Zero-shot detection of apical periodontitis on periapical radiographs using multimodal large language models: diagnostic accuracy and error patterns
摘要
The present study evaluated the diagnostic performance of three general-purpose multimodal large language models (MLLMs)—Claude 4.5 Sonnet, GPT-5.2 Thinking, and Gemini 3.0 Pro—in detecting apical periodontitis on periapical radiographs.
MethodsOne hundred twenty periapical radiographs were included (60 apical periodontitis–positive and 60 healthy), retrieved from routine clinical records at a university dental clinic. Teeth with root canal fillings and radiographs showing metallic artifacts were excluded to minimize superimposition in the apical region. Two experienced clinicians independently assessed all images to establish the reference standard based on two-dimensional periapical radiographic interpretation without CBCT confirmation. Disagreements were resolved by consensus, and interobserver agreement was high (Cohen’s κ = 0.88). The same coded images were subsequently evaluated by the three MLLMs in separate sessions using a standardized prompt, without any example or training images. Model outputs were restricted to binary “present/absent” responses. Accuracy, sensitivity, specificity, positive predictive value (PPV), and negative predictive value (NPV) were calculated. Differences among models were analyzed using Cochran’s Q test (α = 0.05), followed by Bonferroni-adjusted McNemar tests.

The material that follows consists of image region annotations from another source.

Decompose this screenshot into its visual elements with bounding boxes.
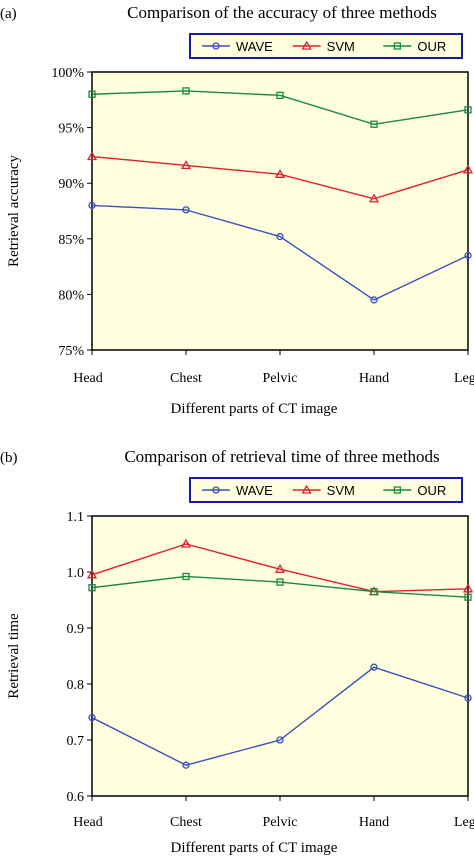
chart-b-title: Comparison of retrieval time of three me… [124,447,439,466]
chart-a-x-tick-label-hand: Hand [359,371,389,386]
chart-b-legend-label-our: OUR [417,483,446,498]
chart-a-x-axis-label: Different parts of CT image [171,401,338,417]
chart-a-panel-label: (a) [0,6,17,22]
chart-b-legend [189,477,463,503]
chart-b-point-wave-2 [276,736,284,744]
chart-a-x-tick-label-pelvic: Pelvic [263,371,298,386]
chart-a-point-our-0 [88,90,96,98]
chart-a-series-line-our [91,90,469,125]
chart-a-legend-marker-our [393,42,401,50]
chart-a-point-wave-4 [464,251,472,260]
chart-b-point-svm-2 [274,563,286,573]
chart-b-y-tick-label: 1.1 [67,510,85,525]
chart-b-y-tick-label: 0.6 [67,790,85,805]
chart-a-y-tick-label: 80% [58,288,84,303]
chart-a-point-svm-1 [180,160,192,170]
chart-b-y-axis-label: Retrieval time [6,613,22,699]
chart-a-point-svm-2 [274,168,286,178]
chart-a-point-svm-4 [462,164,474,174]
chart-b-point-our-3 [370,587,378,596]
chart-b-legend-marker-our [393,486,401,494]
chart-a-plot-area [91,71,469,351]
chart-a-y-tick-label: 75% [58,344,84,359]
chart-a-x-tick-label-chest: Chest [170,371,202,386]
chart-a-x-tick-label-leg: Leg [454,371,474,386]
chart-a-point-wave-0 [88,201,96,210]
chart-a-y-tick-label: 90% [58,177,84,192]
chart-b-x-tick-label-leg: Leg [454,815,474,830]
chart-a-point-svm-0 [86,151,98,161]
chart-b-point-our-0 [88,584,96,592]
chart-b-y-tick-label: 0.8 [67,678,85,693]
chart-b-point-our-2 [276,578,284,586]
chart-b-y-tick-label: 1.0 [67,566,85,581]
chart-b-x-tick-label-chest: Chest [170,815,202,830]
chart-a-point-our-1 [182,87,190,95]
chart-a-legend-marker-svm [301,40,312,50]
chart-a-legend-label-svm: SVM [327,39,355,54]
chart-b-point-svm-0 [86,569,98,579]
chart-a-y-axis-label: Retrieval accuracy [6,154,22,267]
chart-a-legend-label-wave: WAVE [236,39,273,54]
chart-a-point-wave-1 [182,206,190,214]
chart-a-series-line-wave [91,204,469,301]
chart-a-legend [189,33,463,59]
chart-a-legend-label-our: OUR [417,39,446,54]
chart-a-series-line-svm [91,155,469,200]
chart-b-point-wave-3 [370,663,378,671]
chart-a-y-tick-label: 85% [58,233,84,248]
chart-a-x-tick-label-head: Head [73,371,103,386]
chart-a-y-tick-label: 100% [51,66,84,81]
chart-b-y-tick-label: 0.7 [67,734,85,749]
chart-b-point-our-4 [464,593,472,601]
chart-a-point-our-2 [276,91,284,100]
chart-b-y-tick-label: 0.9 [67,622,85,637]
chart-a-point-our-3 [370,120,378,128]
chart-b-legend-marker-svm [301,484,312,494]
chart-b-point-svm-4 [462,583,474,593]
chart-a-legend-marker-wave [212,42,220,50]
chart-b-x-tick-label-hand: Hand [359,815,389,830]
chart-a-y-tick-label: 95% [58,122,84,137]
chart-a-point-svm-3 [368,193,380,203]
chart-b-series-line-our [91,575,469,598]
chart-b-series-line-wave [91,666,469,766]
chart-a-point-wave-2 [276,232,284,241]
chart-b-series-line-svm [91,543,469,593]
chart-b-point-our-1 [182,572,190,581]
chart-a-point-our-4 [464,106,472,114]
chart-b-legend-marker-wave [212,486,220,494]
chart-b-legend-label-wave: WAVE [236,483,273,498]
chart-b-x-tick-label-head: Head [73,815,103,830]
chart-b-point-svm-1 [180,538,192,548]
chart-b-plot-area [91,515,469,797]
chart-b-point-wave-4 [464,694,472,702]
chart-b-panel-label: (b) [0,450,18,466]
chart-a-point-wave-3 [370,296,378,304]
chart-b-x-tick-label-pelvic: Pelvic [263,815,298,830]
chart-a-title: Comparison of the accuracy of three meth… [127,3,437,22]
chart-b-x-axis-label: Different parts of CT image [171,840,338,856]
chart-b-point-wave-0 [88,713,96,722]
chart-b-legend-label-svm: SVM [327,483,355,498]
chart-b-point-wave-1 [182,761,190,769]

ResultsGemini 3.0 Pro achieved the highest overall accuracy (71.67%). This performance was significantly superior to that of Claude 4.5 Sonnet (Bonferroni-adjusted p = 0.0015). Claude 4.5 Sonnet demonstrated very high sensitivity (95.00%) but low specificity (13.33%), reflecting a strong false-positive tendency. In contrast, GPT-5.2 Thinking showed high specificity (98.33%) with markedly reduced sensitivity (20.00%). Gemini 3.0 Pro maintained high sensitivity (95.00%) while achieving moderate specificity (48.33%). Positive and negative predictive values (PPV/NPV) were 52.29%/72.73% for Claude, 92.31%/55.14% for GPT-5.2 Thinking, and 64.77%/90.62% for Gemini 3.0 Pro.
ConclusionsUnder zero-shot conditions, the evaluated MLLMs did not demonstrate sufficient reliability to replace clinical judgment in the detection of apical periodontitis on periapical radiographs. Although diagnostic performance varied among models, none achieved a level of diagnostic performance sufficient for independent clinical use. At present, these systems appear more suitable as clinician-supervised decision-support tools. Further research is needed to improve diagnostic reliability and validate performance across diverse clinical settings.